Texto antigo cujo nem poderia (nem queria) ser publicado,
mas acho desperdício que ninguém veja
Então me olhas com esse teu olho cuja cor ainda não decifrei - castanho? verde? avelã? - respirando tão perto que posso sentir o carbono quente invadir as minhas narinas, enquanto te deitas no travesseiro no meu colo simplesmente me olhando na cama que é minha, mas que te ofereço pra ser tua também.
Foi exatamente desse jeito que nos beijamos pela primeira vez, lembra? Depois de um milhão de teorias bobas, de um milhão de afagar dos meus dedos no teus cabelos, tua mão agarrou pra minha nuca, minha coluna fez uma curva e teus lábios eram meus, enfim.

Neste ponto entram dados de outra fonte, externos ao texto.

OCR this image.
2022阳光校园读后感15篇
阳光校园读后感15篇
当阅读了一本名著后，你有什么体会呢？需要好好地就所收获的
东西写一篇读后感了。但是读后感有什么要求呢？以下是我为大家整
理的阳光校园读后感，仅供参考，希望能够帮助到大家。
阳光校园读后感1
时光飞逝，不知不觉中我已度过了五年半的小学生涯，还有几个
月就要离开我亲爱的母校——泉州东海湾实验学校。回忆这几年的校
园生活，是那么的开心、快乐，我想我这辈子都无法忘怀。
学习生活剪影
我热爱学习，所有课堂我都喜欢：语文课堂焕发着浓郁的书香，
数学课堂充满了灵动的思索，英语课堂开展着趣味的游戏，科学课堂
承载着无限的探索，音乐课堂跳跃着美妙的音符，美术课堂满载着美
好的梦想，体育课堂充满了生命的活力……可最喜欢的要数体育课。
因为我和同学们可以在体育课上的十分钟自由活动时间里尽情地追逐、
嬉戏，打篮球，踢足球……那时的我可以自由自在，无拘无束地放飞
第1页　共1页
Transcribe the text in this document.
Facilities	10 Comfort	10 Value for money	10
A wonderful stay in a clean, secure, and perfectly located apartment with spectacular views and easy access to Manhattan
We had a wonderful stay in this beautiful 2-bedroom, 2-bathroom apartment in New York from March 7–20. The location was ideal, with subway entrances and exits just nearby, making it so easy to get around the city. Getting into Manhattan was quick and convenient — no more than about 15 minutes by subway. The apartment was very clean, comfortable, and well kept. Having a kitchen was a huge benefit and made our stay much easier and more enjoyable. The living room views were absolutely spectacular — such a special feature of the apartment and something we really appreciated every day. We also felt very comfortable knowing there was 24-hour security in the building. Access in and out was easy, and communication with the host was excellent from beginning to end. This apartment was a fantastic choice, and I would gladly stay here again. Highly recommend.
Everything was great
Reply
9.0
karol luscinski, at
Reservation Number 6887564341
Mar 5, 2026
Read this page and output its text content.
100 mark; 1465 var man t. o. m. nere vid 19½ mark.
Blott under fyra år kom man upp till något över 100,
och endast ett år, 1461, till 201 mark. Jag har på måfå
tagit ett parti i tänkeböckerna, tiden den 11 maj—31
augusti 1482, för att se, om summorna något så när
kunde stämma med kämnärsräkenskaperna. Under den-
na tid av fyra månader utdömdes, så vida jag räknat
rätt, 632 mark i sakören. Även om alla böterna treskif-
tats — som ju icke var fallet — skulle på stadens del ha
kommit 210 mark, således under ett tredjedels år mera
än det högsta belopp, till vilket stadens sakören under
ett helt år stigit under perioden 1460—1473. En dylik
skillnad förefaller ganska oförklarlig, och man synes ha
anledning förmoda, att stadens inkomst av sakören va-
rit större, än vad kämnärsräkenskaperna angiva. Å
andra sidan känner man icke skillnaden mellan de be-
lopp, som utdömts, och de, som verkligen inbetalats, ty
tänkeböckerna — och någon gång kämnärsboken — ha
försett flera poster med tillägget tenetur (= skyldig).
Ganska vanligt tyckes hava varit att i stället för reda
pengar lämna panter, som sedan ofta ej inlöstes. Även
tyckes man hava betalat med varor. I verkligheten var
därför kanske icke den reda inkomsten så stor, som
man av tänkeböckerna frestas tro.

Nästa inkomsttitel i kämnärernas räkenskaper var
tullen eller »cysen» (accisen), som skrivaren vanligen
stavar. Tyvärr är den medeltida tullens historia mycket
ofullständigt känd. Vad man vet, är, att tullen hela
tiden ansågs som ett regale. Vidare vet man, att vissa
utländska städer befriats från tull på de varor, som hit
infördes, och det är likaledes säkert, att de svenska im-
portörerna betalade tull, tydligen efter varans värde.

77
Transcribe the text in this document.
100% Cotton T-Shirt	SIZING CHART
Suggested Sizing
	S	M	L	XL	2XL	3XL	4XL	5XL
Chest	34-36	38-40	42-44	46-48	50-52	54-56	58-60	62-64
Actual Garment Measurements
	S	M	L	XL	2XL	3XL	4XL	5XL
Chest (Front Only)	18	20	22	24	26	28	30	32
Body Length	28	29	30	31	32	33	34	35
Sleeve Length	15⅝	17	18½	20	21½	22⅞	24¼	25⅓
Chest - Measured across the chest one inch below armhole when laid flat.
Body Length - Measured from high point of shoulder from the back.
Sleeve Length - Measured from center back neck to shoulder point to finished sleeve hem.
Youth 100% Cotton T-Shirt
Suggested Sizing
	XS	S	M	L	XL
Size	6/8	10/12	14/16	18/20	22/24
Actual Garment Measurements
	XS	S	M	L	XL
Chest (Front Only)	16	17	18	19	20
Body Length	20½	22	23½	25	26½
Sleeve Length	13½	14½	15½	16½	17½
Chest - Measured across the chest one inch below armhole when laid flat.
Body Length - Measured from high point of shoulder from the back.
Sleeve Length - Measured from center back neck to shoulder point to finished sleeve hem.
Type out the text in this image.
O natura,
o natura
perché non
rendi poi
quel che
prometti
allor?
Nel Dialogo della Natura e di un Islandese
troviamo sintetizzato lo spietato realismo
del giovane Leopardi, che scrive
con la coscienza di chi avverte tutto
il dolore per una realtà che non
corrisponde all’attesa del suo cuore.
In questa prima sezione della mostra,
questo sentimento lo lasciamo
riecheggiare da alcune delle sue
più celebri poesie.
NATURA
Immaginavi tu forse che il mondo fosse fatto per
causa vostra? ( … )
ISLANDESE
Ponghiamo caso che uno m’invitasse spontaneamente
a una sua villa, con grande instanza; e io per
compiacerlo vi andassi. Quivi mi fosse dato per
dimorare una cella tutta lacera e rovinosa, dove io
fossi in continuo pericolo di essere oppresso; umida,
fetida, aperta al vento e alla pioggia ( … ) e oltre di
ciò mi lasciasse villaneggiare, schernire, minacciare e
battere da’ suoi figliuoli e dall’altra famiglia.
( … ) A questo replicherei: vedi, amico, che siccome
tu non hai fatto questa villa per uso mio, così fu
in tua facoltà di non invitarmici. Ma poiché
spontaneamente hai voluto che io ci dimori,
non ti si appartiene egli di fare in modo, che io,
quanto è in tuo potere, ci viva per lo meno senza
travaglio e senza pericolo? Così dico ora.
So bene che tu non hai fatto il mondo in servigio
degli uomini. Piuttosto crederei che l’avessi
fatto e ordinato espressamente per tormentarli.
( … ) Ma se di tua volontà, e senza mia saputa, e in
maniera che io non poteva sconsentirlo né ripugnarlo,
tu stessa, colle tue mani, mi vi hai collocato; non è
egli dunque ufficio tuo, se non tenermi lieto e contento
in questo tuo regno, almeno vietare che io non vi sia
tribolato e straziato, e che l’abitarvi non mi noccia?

Meu coração ainda dispara quando te vejo, mesmo depois de tantos erros, tanto tempo separados. Porque não importa o tempo que fiques longe, quando voltas em outro domingo preguiçoso e sempre com hora pra voltar, é como se aquele primeiro dia ainda estivesse aqui. Eu sinto ainda como da primeira vez. Eu te sinto ainda como daquele primeiro olhar que me fez te querer pra mim.
Então minha perna fica dormente e nós dois deitamos lado a lado na cama. E tu continua me encarando com esse teu olho que não decifro, que não me decifra, que não me diz nada, só me dá mais vontade ainda te encontrar o que tem em ti.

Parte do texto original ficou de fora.